This article is part a 4-part series on Navigating Network Automation with NetBox. See the other parts covering: the Network Lifecycle Overview, the Design Stage, and the Operate Stage.
Today we’re focussing on the Build and Deploy stages of the network lifecycle. I had planned to make these separate blogs but in practice they are fairly enmeshed and I will be going a layer deeper on deployments in the Operate blog, so it made more sense to present them in one go. As I mentioned in the introduction blog the purpose of this series is to show how network automation supported by NetBox can be applied across the network lifecycle, following a workflow perspective. Last time round we explored the design stage and saw great variability in the approach that teams take to designing their networks. Today’s blog is no different with organizations choosing different approaches based on the demands being placed on their teams, and we’ll also see that the patterns of shifting left and balancing different stakeholders needs are just as prevalent.
In the introduction I also said that I wanted this to be a conversation and not a lecture, and I’m pleased to report that this has been another very collaborative effort! Not only did many of the initial conversations I had for Design stage flow into these later stages, but I was also fortunate enough to add a whole host of new collaborators to the list. I’d like to extend a big thank you to Michael Costello board member of NANOG, Kevin Kamel at Selector.ai, Bill Borsari at WWT, Simon Kuhball at Akquinet, Steinzi at Advania, Alex Ankers at CACI, Arne Opdal at ATEA, Adam Kirchberger at Nomios, Kaon Thana at The New York Times, Roman Dodin, Timo Rasanen & Walter De Smedt at Nokia, Carl Buchmann, Julio Perez & Fred Hsu at Arista, Mike Wessling at Area42, Alex Bortok at Netreplica, Otto Coster at Netpicker, all those who preferred to remain anonymous, and of course our very own Rich Bibby, Jordan Villarreal and Chris Russell!

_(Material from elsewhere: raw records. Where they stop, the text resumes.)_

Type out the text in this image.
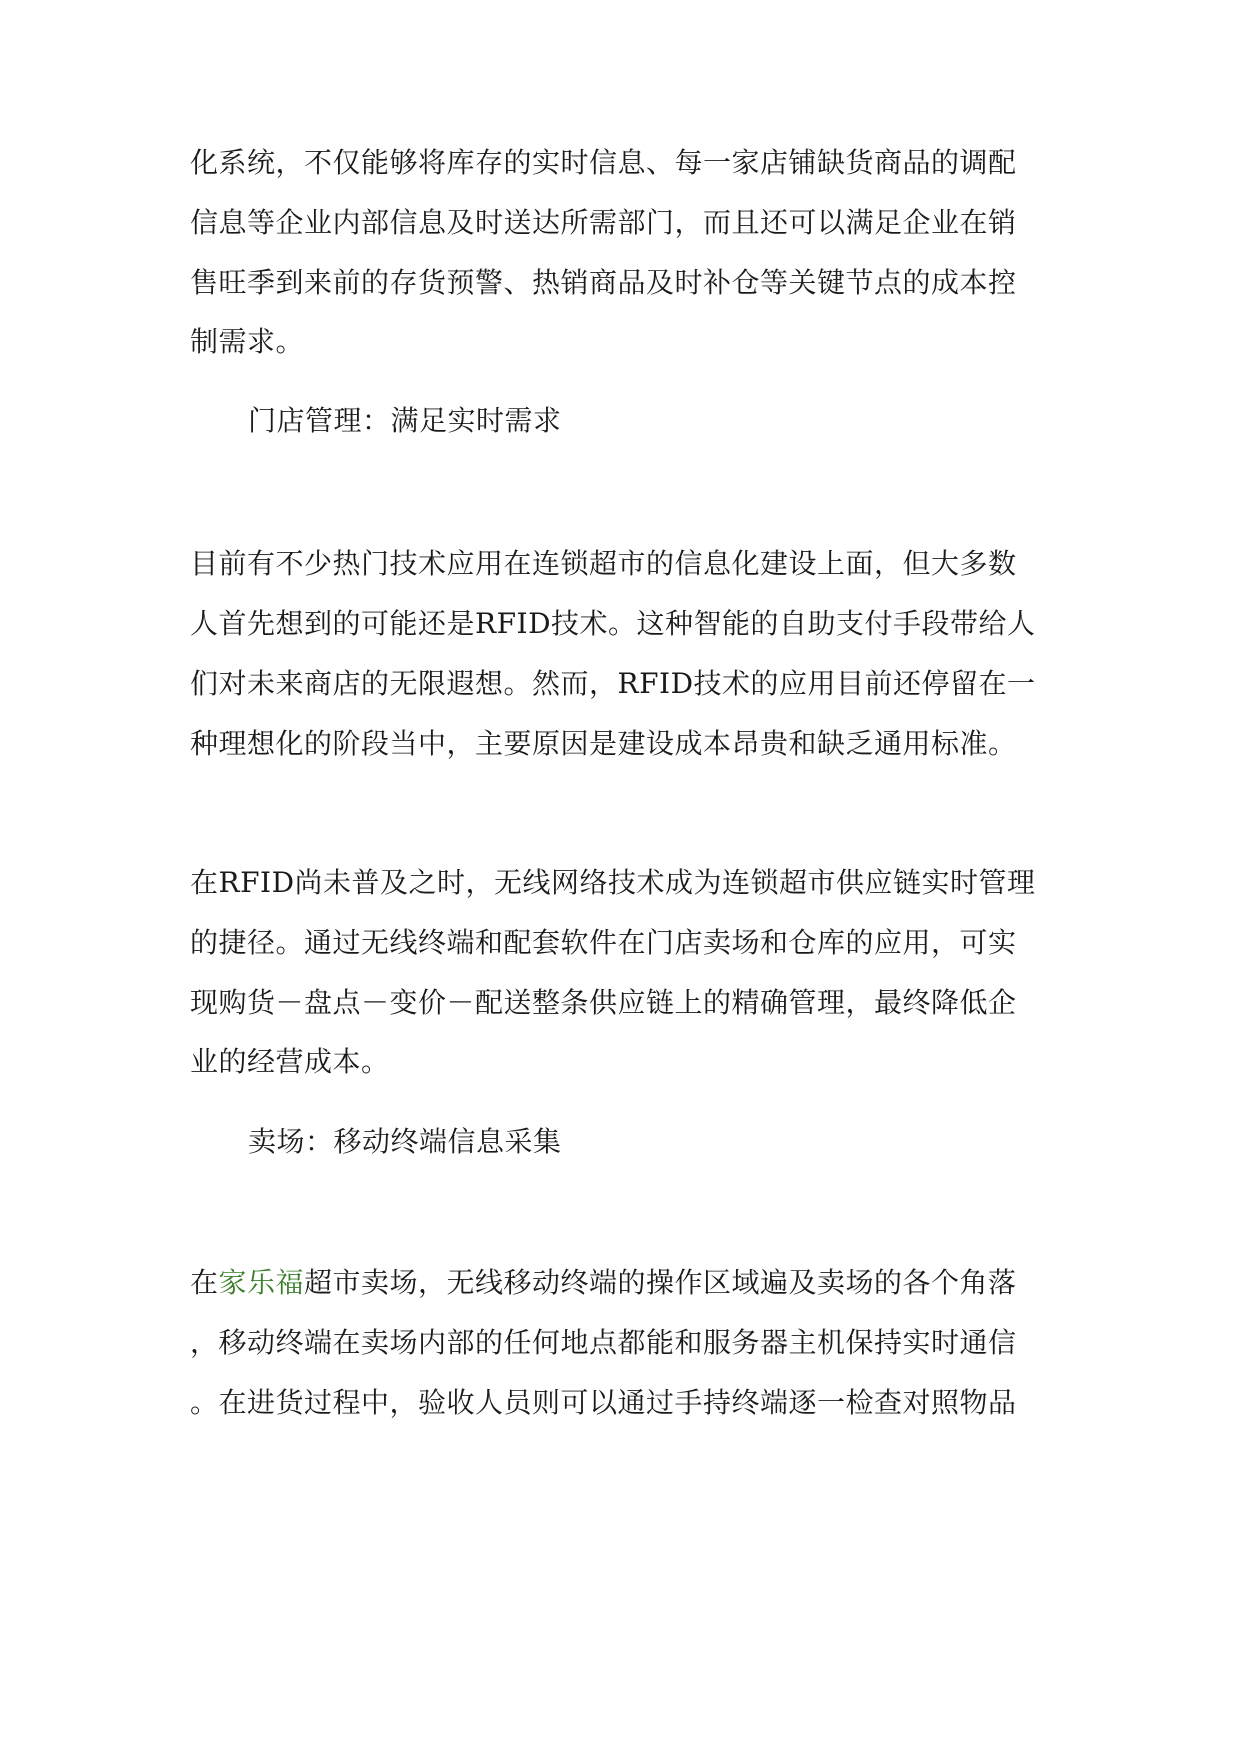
化系统，不仅能够将库存的实时信息、每一家店铺缺货商品的调配
信息等企业内部信息及时送达所需部门，而且还可以满足企业在销
售旺季到来前的存货预警、热销商品及时补仓等关键节点的成本控
制需求。
门店管理：满足实时需求
目前有不少热门技术应用在连锁超市的信息化建设上面，但大多数
人首先想到的可能还是RFID技术。这种智能的自助支付手段带给人
们对未来商店的无限遐想。然而，RFID技术的应用目前还停留在一
种理想化的阶段当中，主要原因是建设成本昂贵和缺乏通用标准。
在RFID尚未普及之时，无线网络技术成为连锁超市供应链实时管理
的捷径。通过无线终端和配套软件在门店卖场和仓库的应用，可实
现购货－盘点－变价－配送整条供应链上的精确管理，最终降低企
业的经营成本。
卖场：移动终端信息采集
在家乐福超市卖场，无线移动终端的操作区域遍及卖场的各个角落
，移动终端在卖场内部的任何地点都能和服务器主机保持实时通信
。在进货过程中，验收人员则可以通过手持终端逐一检查对照物品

What happens in the Build stage?
In the design stage blog we saw that in practice the boundaries between the various stages are quite blurry, but it helps to establish the rule in order to explain the exceptions. In general the Build and Deploy stage are concerned with translating design into changes in the network that satisfy the requirements of the design, before “onboarding into operations”, or resuming Business as Usual (BAU) as it is sometimes referred to.
The teams involved in the Build and Deploy stages can vary greatly from one organization to the next. Some companies might have specialized datacenter operations teams, smaller companies might have all stages done by the people in network operations. “Remoteness” is also a factor here, for example a small network operations team might choose to use local contractors to make changes to a geographically distant network, rather than flying their people there.
The Build and Deploy Happy Path
As in the design stage blog, we’ll start with a simplified happy path and then see how various forces act to complicate matters. In researching this blog I found that naming conventions vary greatly depending on one’s background, so let’s cover some quick definitions: by Build I primarily mean the physical aspects of the network, and Deploy covers the logical network configuration.
In this simplified view our designs are handed to those doing the physical build for our networks, who then complete their work and hand the connected devices back to operations where the logical deployments can occur. Even in this simple description we start to get a sense of the collaborative nature of these stages.
In the design stage blog we saw how organizations strive for correctness in the design to try to overcome the exponentially increasing costs to fix issues later in the process. In practice however, there are many realities in the build process that are difficult to proactively address. We may find that the cable length we selected doesn’t work when someone tries to slide out a drawer, or the exact device model we specified isn’t available so another similar device is chosen. Some companies have entire racks pre-built and delivered fully cabled, but even here quality issues can creep in.
Sometimes our view of the actual state of the network when working in the design stage is incorrect. The teams doing the build out may arrive on site to find out that the intended state of the network in NetBox that was used for the design hasn’t been kept up to date with the actual state of the network. Cabling may have changed, or extra devices or patch panels have been added, etc.
The above diagram starts to capture the collaborative nature of these stages. While those doing the physical build out work will be primarily responsible for that stage, in practice the most effective organizations expect to have a constant line of communications open between the build teams and operations teams to overcome the challenges outlined above.
Inter-team coordination
In the Design blog we touched on greenfield and brownfield deployments and saw that in practice most network changes we’ll see are some form of brownfield. This distinction becomes very real during the physical build stage. Let’s use a couple of examples to get a handle on some of the variables.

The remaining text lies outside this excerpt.